I più anziani tra noi ricordano il canto che un tempo si cantava: “Noi vogliam Dio, Vergin Maria”. Le strofe di quel canto dicevano: “Noi vogliam Dio nelle famiglie, dei nostri cari in mezzo al cor; sian forti i figli, caste le figlie, tutti c’infiammi di Dio l’amor. Noi vogliam Dio in ogni scuola, perché la cara gioventù la legge apprenda e la parola della sapienza di Gesù. Noi vogliam Dio nell’officina, perché sia santo anche il lavor; a Lui dal campo la fronte china alzi fidente l’agricoltor. Noi vogliam Dio nella coscienza di chi l’Italia governerà; così la patria avrà potenza, e a nuova vita risorgerà. Noi vogliam Dio nel giudicare, a Dio s’ispiri il tribunal; Dio nelle nozze innanzi all’altare, Dio del morente al capezzal.” E il ritornello diceva: “Deh, benedici, o Madre, al grido della fe’; noi vogliam Dio ch’è nostro Padre, noi vogliam Dio ch’è nostro Re!”
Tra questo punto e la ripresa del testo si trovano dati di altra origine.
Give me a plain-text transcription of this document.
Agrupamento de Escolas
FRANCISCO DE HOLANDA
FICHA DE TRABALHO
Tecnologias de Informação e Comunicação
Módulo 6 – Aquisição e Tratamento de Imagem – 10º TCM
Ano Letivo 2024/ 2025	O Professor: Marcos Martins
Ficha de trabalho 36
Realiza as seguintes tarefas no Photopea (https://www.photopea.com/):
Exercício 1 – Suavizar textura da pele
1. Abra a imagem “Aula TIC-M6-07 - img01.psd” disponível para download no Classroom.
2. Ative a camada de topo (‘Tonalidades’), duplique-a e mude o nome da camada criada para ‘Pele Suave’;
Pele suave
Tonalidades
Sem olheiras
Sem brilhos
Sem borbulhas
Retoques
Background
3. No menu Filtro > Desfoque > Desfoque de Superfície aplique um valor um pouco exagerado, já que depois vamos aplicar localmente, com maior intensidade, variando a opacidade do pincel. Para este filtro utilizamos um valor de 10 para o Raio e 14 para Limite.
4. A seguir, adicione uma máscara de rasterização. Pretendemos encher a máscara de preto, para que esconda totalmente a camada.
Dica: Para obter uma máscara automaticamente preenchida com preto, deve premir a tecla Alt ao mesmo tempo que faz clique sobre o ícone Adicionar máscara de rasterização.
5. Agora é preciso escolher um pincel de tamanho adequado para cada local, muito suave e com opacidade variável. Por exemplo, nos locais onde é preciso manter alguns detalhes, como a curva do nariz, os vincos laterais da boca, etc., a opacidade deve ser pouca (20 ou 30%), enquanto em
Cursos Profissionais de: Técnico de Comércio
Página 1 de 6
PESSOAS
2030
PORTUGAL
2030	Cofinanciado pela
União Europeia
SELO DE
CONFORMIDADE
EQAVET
Immaginiamo un popolo che canta così, un popolo che canta: “Noi vogliam Dio!” Possiamo dirlo noi nella nostra preghiera personale, nel nostro desiderio di Lui, nelle ore e nelle attività delle nostre giornate. Possiamo -e nessuno ce lo impedisce- legare a Dio la nostra vita, così che da lui abbiamo salvezza, e non meritiamo il rimprovero di Gesù: “Voi non siete da Dio”.